“O universo é um acelerador para pobres”, disse certa vez o acadêmico Yakov Borisovich Zeldovich. Isso é parcialmente verdade — coisas ocorrem naturalmente nos céus que exigem gastos colossais para serem replicadas em laboratório, mas nem mesmo o dinheiro resolve tudo. No entanto, instrumentos avançados de observação espacial resolvem, como o Observatório James Webb demonstrou mais uma vez ao criar a imagem mais detalhada já vista do jato de um buraco negro.
A galáxia M87, localizada a aproximadamente 55 milhões de anos-luz da Terra e descoberta por Charles Messier no século XVIII, há muito tempo atrai a atenção dos astrônomos com seu jato brilhante de matéria em erupção de seu centro. Por mais de um século, esse jato, emanado do buraco negro supermassivo M87*, tem sido objeto de estudo e, em 2019, o próprio buraco negro se tornou o primeiro a ser “fotografado” diretamente pelo Telescópio do Horizonte de Eventos. Agora, o Telescópio Espacial James Webb forneceu a imagem infravermelha mais nítida deste jato até o momento, revelando novos detalhes de sua estrutura e dinâmica.
Na imagem, obtida com a Câmera de Infravermelho Próximo (NIRCam), o jato aparece como uma faixa rosa brilhante contra um céu roxo e nebuloso, estendendo-se por milhares de anos-luz a partir do buraco negro. Nós brilhantes ao longo do fluxo indicam zonas onde partículas carregadas são aceleradas a quase a velocidade da luz, criando curvas e formas espirais impressionantes. Pela primeira vez, um contrajato tênue — um fluxo oposto localizado a aproximadamente 6.000 anos-luz do núcleo — foi capturado em luz infravermelha (na imagem abaixo, ele está localizado no lado oposto do jato).
O contrajato apareceO jato aparece como dois filamentos tênues em forma de S, conectados por um ponto quente. Isso é consistente com observações anteriores de radioastronomia, tornando a imagem verdadeiramente revolucionária.
Em direção ao centro da galáxia, o jato assume uma forma helicoidal (espiral), com características proeminentes como a estrutura de nó em “L” de movimento lento e a região brilhante conhecida como HST-1, que contém partículas com energias extremas. Na imagem nítida de Webb, o HST-1 é separado em duas subestruturas com propriedades de emissão distintas, sugerindo a presença de ondas de choque e dinâmica complexa de partículas perto do buraco negro.

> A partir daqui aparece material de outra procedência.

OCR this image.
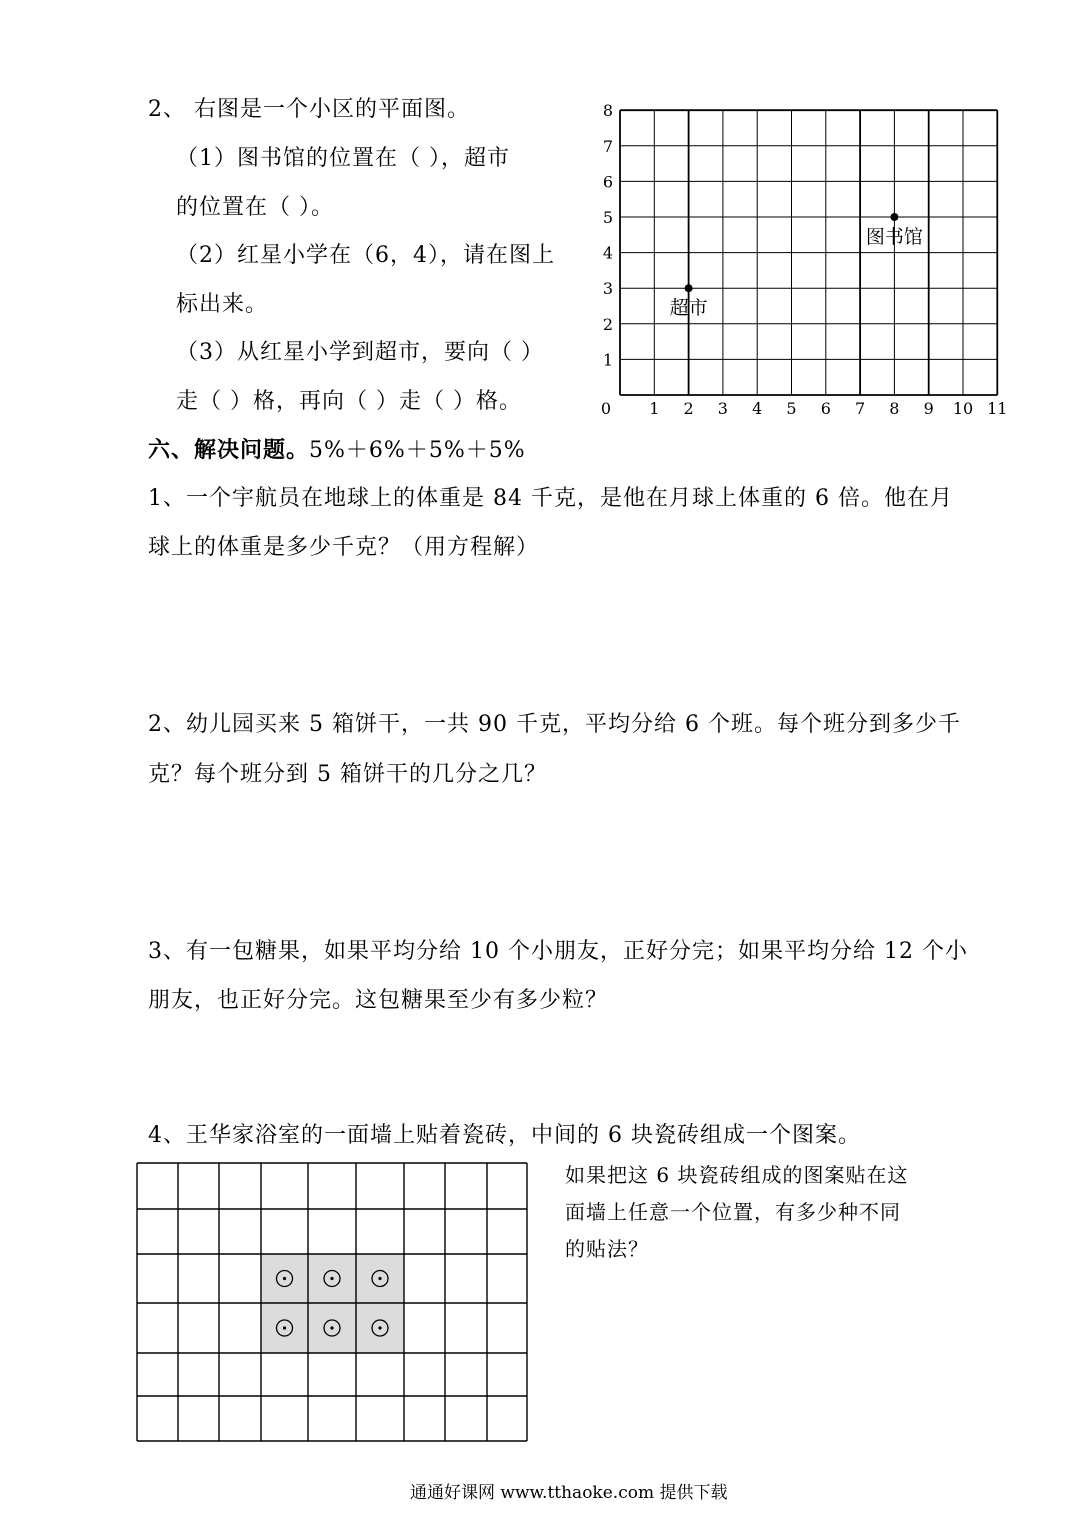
2、 右图是一个小区的平面图。
（1）图书馆的位置在（ ），超市
的位置在（ ）。
（2）红星小学在（6，4），请在图上
标出来。
（3）从红星小学到超市，要向（ ）
走（ ）格，再向（ ）走（ ）格。	0 1 2 3 4 5 6 7 8 9 10 11
1
2
3
4
5
6
7
8
超市
图书馆
六、解决问题。5%＋6%＋5%＋5%
1、一个宇航员在地球上的体重是 84 千克，是他在月球上体重的 6 倍。他在月
球上的体重是多少千克？（用方程解）
2、幼儿园买来 5 箱饼干，一共 90 千克，平均分给 6 个班。每个班分到多少千
克？每个班分到 5 箱饼干的几分之几？
3、有一包糖果，如果平均分给 10 个小朋友，正好分完；如果平均分给 12 个小
朋友，也正好分完。这包糖果至少有多少粒？
4、王华家浴室的一面墙上贴着瓷砖，中间的 6 块瓷砖组成一个图案。
如果把这 6 块瓷砖组成的图案贴在这面墙上任意一个位置，有多少种不同的贴法？
通通好课网 www.tthaoke.com 提供下载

O contrajato, em contraste, é muito tênue devido a efeitos relativísticos: ele está se afastando de nós a uma velocidade próxima à da luz, enfraquecendo sua luz visível. Essas características destacam como os campos magnéticos guiam e aceleram as partículas ao longo do jato.
Uma equipe de cientistas do Instituto de Astrofísica da Andaluzia, na Espanha, utilizou quatro bandas infravermelhas da NIRCam para obter a imagem, removendo cuidadosamente a influência da luz estelar, poeira e galáxias de fundo. Isso permitiu que isolassem o jato e obtivessem a compreensão mais detalhada de suas propriedades. A análise revelou que a emissão do jato é radiação síncrotron, originada de partículas carregadas em espiral em campos magnéticos. Ao estudar as diferenças de cor entre as bandas, os pesquisadores traçaram os processos de aceleração, resfriamento e curvatura das trajetórias das partículas, confirmando a física complexa que ocorre perto do buraco negro supermassivo.

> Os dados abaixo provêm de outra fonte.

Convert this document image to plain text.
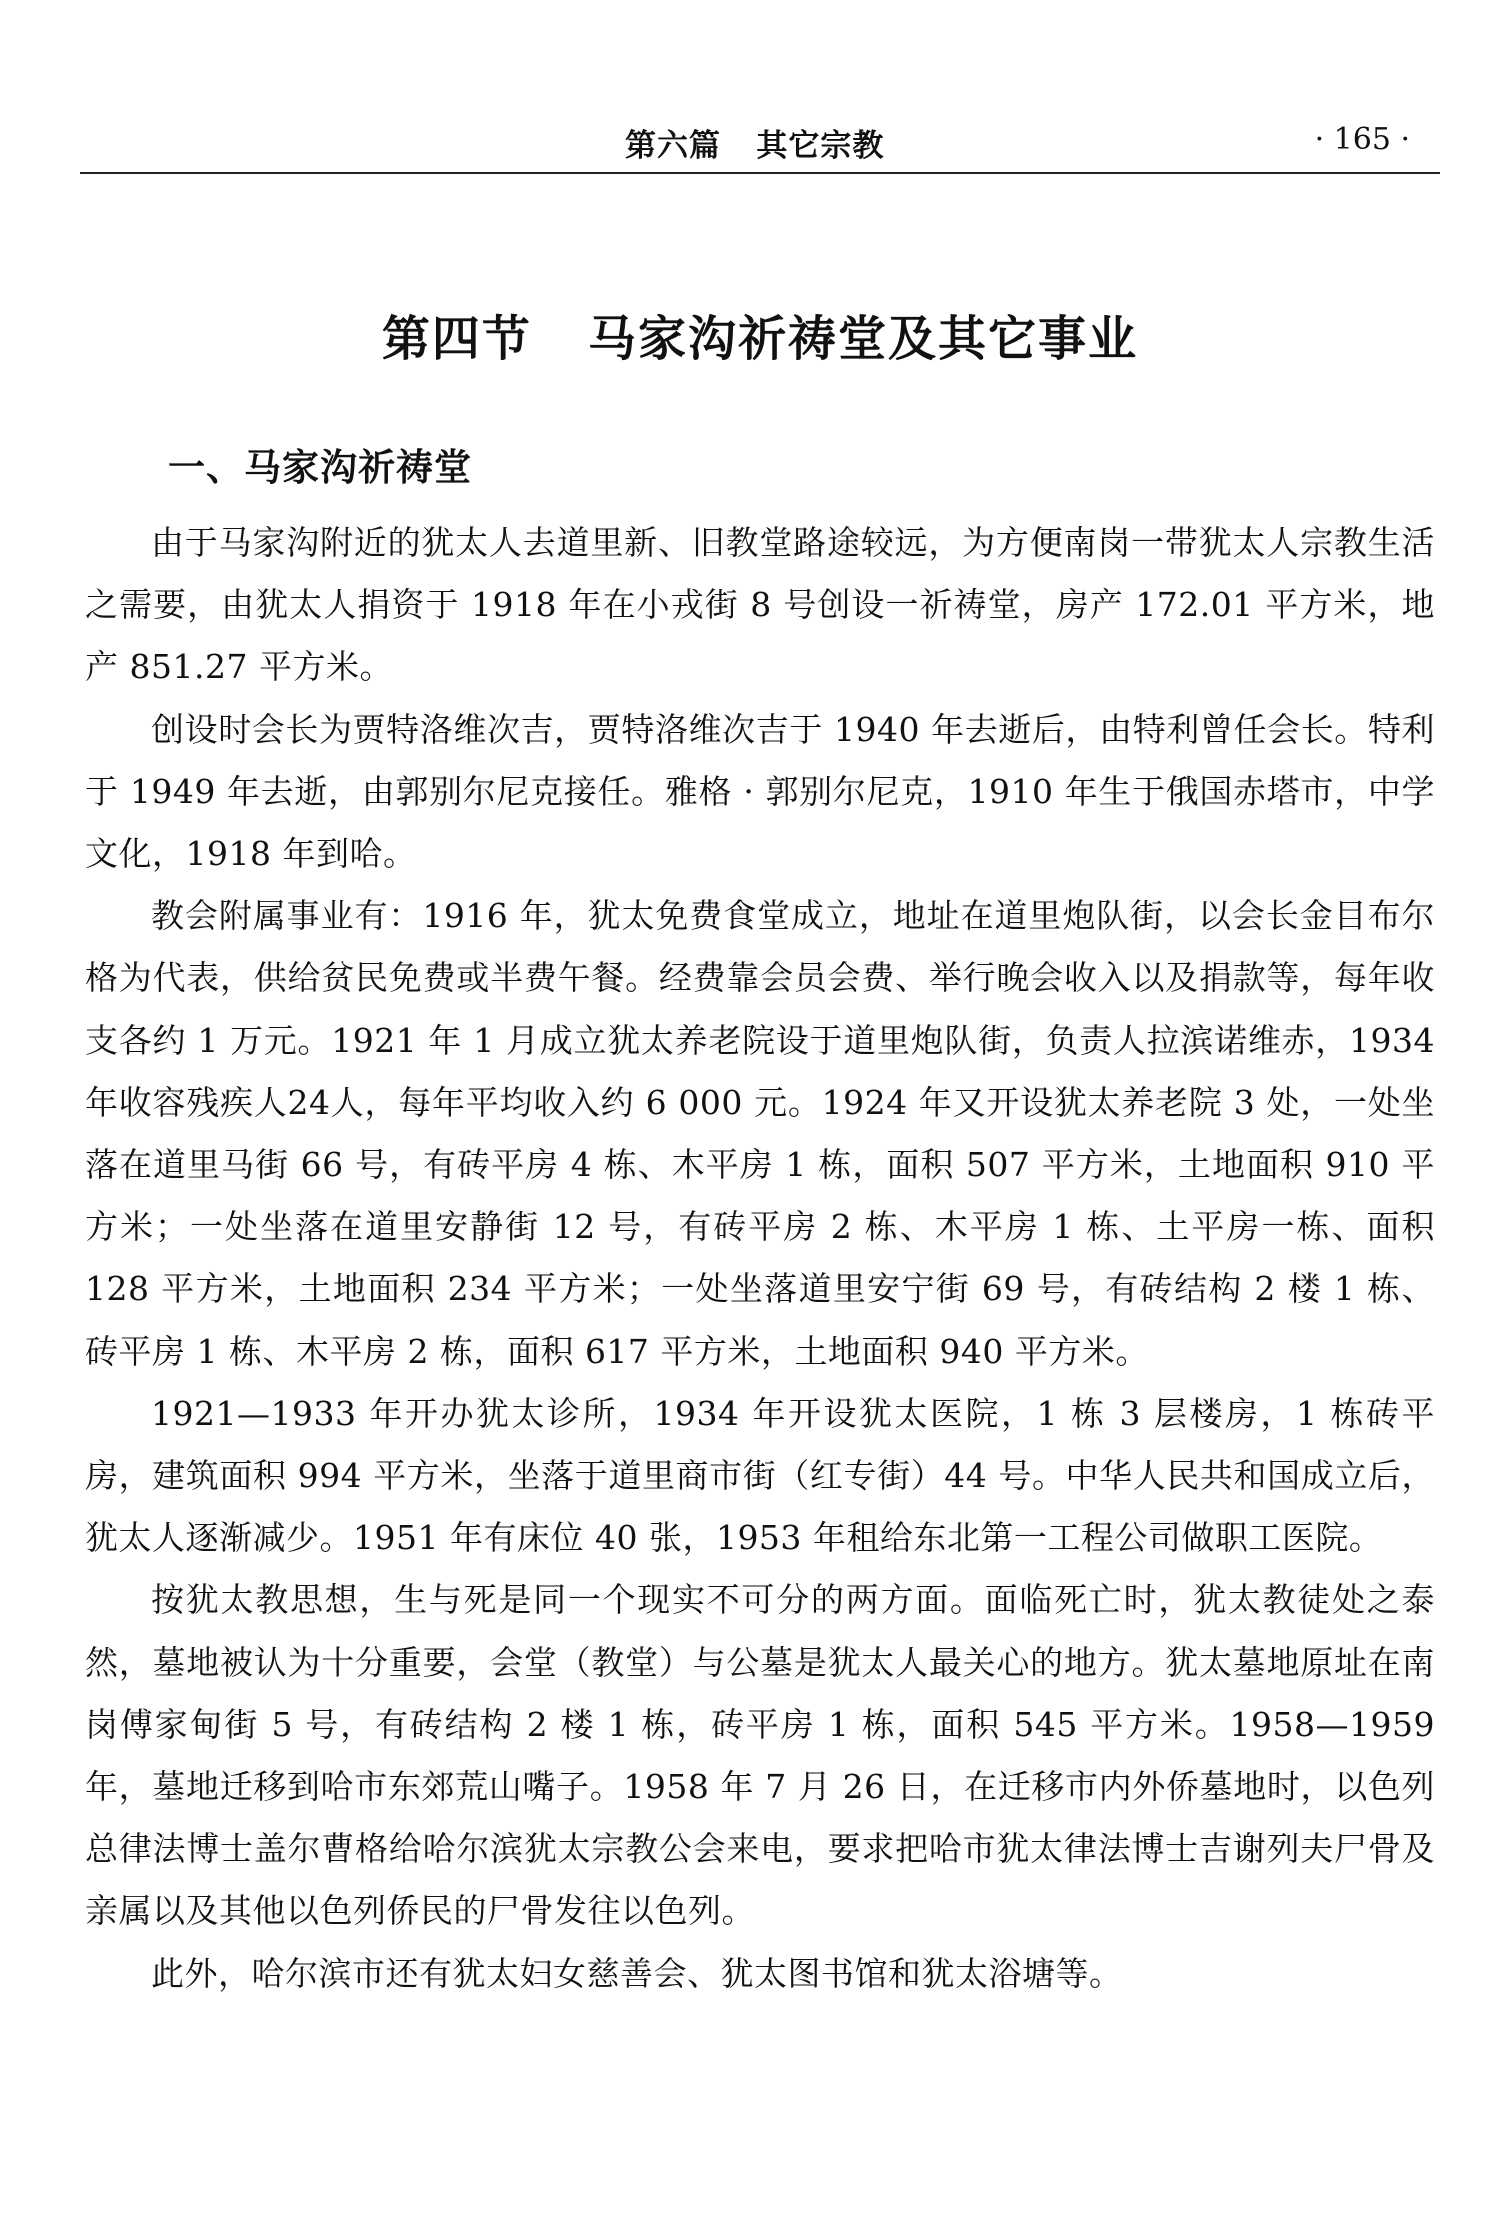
第六篇   其它宗教	· 165 ·
第四节   马家沟祈祷堂及其它事业
一、马家沟祈祷堂

由于马家沟附近的犹太人去道里新、旧教堂路途较远，为方便南岗一带犹太人宗教生活之需要，由犹太人捐资于 1918 年在小戎街 8 号创设一祈祷堂，房产 172.01 平方米，地产 851.27 平方米。

创设时会长为贾特洛维次吉，贾特洛维次吉于 1940 年去逝后，由特利曾任会长。特利于 1949 年去逝，由郭别尔尼克接任。雅格 · 郭别尔尼克，1910 年生于俄国赤塔市，中学文化，1918 年到哈。

教会附属事业有：1916 年，犹太免费食堂成立，地址在道里炮队街，以会长金目布尔格为代表，供给贫民免费或半费午餐。经费靠会员会费、举行晚会收入以及捐款等，每年收支各约 1 万元。1921 年 1 月成立犹太养老院设于道里炮队街，负责人拉滨诺维赤，1934年收容残疾人24人，每年平均收入约 6 000 元。1924 年又开设犹太养老院 3 处，一处坐落在道里马街 66 号，有砖平房 4 栋、木平房 1 栋，面积 507 平方米，土地面积 910 平方米；一处坐落在道里安静街 12 号，有砖平房 2 栋、木平房 1 栋、土平房一栋、面积 128 平方米，土地面积 234 平方米；一处坐落道里安宁街 69 号，有砖结构 2 楼 1 栋、砖平房 1 栋、木平房 2 栋，面积 617 平方米，土地面积 940 平方米。

1921—1933 年开办犹太诊所，1934 年开设犹太医院，1 栋 3 层楼房，1 栋砖平房，建筑面积 994 平方米，坐落于道里商市街（红专街）44 号。中华人民共和国成立后，犹太人逐渐减少。1951 年有床位 40 张，1953 年租给东北第一工程公司做职工医院。

按犹太教思想，生与死是同一个现实不可分的两方面。面临死亡时，犹太教徒处之泰然，墓地被认为十分重要，会堂（教堂）与公墓是犹太人最关心的地方。犹太墓地原址在南岗傅家甸街 5 号，有砖结构 2 楼 1 栋，砖平房 1 栋，面积 545 平方米。1958—1959 年，墓地迁移到哈市东郊荒山嘴子。1958 年 7 月 26 日，在迁移市内外侨墓地时，以色列总律法博士盖尔曹格给哈尔滨犹太宗教公会来电，要求把哈市犹太律法博士吉谢列夫尸骨及亲属以及其他以色列侨民的尸骨发往以色列。

此外，哈尔滨市还有犹太妇女慈善会、犹太图书馆和犹太浴塘等。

Jatos como o observado em M87 são laboratórios naturais de física extrema, onde buracos negros supermassivos aceleram partículas a energias inatingíveis na Terra. Estudar tais estruturas nos ajuda a entender como os buracos negros regulam a evolução das galáxias, suprimindo a formação estelar e distribuindo matéria e energia no espaço intergaláctico. Os novos dados do Webb não apenas aprofundam nossa compreensão de M87*, mas também abrem caminhos para observações futuras, potencialmente revelando mecanismos universais de acreção e ejeção em núcleos galácticos ativos, destacando como a astronomia infravermelha está mudando nossa compreensão do Universo. E essa compreensão está longe de ser completa.